The older the snapping turtle is, the larger it will be. These reptiles do not stop growing, but thankfully, their growth rate drastically falls once they reach maturity.

Frequently Asked Questions

How big is the biggest snapping turtle ever found?

The largest snapping turtle on record reached a weight of 249 pounds (113 kg). However, in 1837, a snapping turtle weighing 403 pounds (183 kg) was discovered in Kansas – but this account was never properly verified.

The largest common snapping turtle on record that we CAN verify is an individual known as ‘Big Snap Daddy’. This turtle reached a weight/mass of 90 pounds or 41 kg and just turned 93 years old last year! He lives in Schramm Education Center in Gretna, Nebraska.

Are there large snapping turtles in Asia?

Feral snapping turtles have been found in China, Taiwan (also referred to as Taiwan, China by some), and Japan. Since snapping turtles aren’t endemic to Asia, these are escaped captive-bred specimens or offspring of escaped captive-bred specimens.

What is the world’s largest turtle?

The world’s largest turtle is the leatherback (Dermochelys coriacea). This turtle is also known as the lute turtle, the luth, and the leathery turtle. This marine turtle can reach a mass /weight of 1982 lbs or 900 kg and the carapace length may be up to 8.9 ft (271.27 cm)!

The largest freshwater turtle varies with the source. The alligator snapping turtle is regarded as the largest snapping turtle. The largest alligator snapping turtle on record was a 249-pound (113-kg) snapper.

The Asian narrow-headed softshell (Chitra chitra) is also considered to be one of the largest if not the largest freshwater turtle in the world.
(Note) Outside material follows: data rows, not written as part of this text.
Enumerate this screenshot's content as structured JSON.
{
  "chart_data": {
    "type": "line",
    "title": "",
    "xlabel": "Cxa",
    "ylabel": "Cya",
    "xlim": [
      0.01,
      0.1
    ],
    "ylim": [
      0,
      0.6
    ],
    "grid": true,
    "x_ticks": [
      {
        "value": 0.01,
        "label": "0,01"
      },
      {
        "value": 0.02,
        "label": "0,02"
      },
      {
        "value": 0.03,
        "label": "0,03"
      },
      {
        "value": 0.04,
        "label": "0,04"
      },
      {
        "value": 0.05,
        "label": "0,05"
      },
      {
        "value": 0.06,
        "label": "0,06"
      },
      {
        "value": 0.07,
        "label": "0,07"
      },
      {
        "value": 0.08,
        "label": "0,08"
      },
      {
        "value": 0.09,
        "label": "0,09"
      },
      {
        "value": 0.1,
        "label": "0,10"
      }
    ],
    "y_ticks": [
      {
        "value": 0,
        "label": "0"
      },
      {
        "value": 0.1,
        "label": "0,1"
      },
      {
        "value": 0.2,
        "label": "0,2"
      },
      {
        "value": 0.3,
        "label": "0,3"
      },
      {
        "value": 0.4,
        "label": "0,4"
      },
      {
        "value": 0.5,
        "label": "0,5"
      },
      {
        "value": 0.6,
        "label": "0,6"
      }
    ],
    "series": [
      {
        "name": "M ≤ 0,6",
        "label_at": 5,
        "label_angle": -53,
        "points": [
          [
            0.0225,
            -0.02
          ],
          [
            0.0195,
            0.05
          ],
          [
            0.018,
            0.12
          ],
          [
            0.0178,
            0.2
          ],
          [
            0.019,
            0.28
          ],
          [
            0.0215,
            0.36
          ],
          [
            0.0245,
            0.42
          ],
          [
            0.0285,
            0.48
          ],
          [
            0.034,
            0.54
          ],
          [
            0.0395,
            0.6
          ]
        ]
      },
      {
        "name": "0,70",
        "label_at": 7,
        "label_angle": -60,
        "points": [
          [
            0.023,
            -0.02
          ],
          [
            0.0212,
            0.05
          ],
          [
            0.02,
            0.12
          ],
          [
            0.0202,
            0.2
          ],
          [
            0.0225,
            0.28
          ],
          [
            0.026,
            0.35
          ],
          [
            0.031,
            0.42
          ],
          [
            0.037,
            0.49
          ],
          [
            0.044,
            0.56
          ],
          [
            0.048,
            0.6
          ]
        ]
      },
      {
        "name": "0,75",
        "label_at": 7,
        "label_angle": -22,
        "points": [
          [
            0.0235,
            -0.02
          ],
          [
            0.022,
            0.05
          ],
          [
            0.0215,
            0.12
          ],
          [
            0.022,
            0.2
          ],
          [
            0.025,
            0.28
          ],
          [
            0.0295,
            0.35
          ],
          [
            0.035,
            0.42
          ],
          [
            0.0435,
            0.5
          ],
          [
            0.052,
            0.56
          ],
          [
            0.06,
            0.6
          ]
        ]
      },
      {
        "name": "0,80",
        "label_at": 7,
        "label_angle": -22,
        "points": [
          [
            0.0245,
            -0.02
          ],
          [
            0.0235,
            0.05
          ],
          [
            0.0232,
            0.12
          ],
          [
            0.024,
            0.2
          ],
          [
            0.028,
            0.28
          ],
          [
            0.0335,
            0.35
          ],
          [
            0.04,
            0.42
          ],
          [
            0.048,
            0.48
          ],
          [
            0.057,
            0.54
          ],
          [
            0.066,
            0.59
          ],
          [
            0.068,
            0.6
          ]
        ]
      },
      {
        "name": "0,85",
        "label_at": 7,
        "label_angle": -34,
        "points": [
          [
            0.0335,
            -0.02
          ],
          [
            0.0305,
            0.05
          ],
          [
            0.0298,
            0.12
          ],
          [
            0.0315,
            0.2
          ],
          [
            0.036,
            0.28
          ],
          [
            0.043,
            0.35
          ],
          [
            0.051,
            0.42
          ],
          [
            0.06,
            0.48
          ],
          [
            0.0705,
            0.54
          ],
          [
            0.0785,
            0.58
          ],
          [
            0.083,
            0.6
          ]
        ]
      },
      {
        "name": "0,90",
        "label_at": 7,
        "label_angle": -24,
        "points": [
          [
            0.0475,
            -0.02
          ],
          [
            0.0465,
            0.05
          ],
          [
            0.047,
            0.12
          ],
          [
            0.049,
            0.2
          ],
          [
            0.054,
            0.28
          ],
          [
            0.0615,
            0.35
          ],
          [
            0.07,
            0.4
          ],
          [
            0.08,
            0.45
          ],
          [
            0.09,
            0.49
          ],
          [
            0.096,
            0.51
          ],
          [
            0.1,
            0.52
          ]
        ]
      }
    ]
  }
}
This turtle reaches a mass/weight of 550.66 pounds (250 kg) and a length of 75.59 inches (192 cm) according to ADW. With this species, females are larger than males.

Conclusion

There are five species of snapping turtles, but only two of these are well-known and commonly kept as pets. Those two are the alligator snapping turtle and the common snapping turtle. The other three lesser-known turtles are the Suwannee, the Central American, and the South American snapping turtles.

The alligator snapping turtle reaches a weight/mass of 176 pounds or 80 kg and a carapace length of 40 inches (101.6 cm) and the largest alligator snapping turtle on record reached a weight of 249 pounds (113 kg).

The common snapping turtle is smaller, reaching an average mass of 35.3 pounds (16 kg) and a carapace length of 18.5 inches.

The Suwannee snapper is similar in appearance and size to the alligator snapping turtle, while the Central American and South American snappers are similar in appearance and size to the common snapping turtle.

They’re all pretty big, as you can see, so if you’re considering a snapping turtle as a pet, then you’d better get started putting together their enclosure – it’s going to need to be substantial!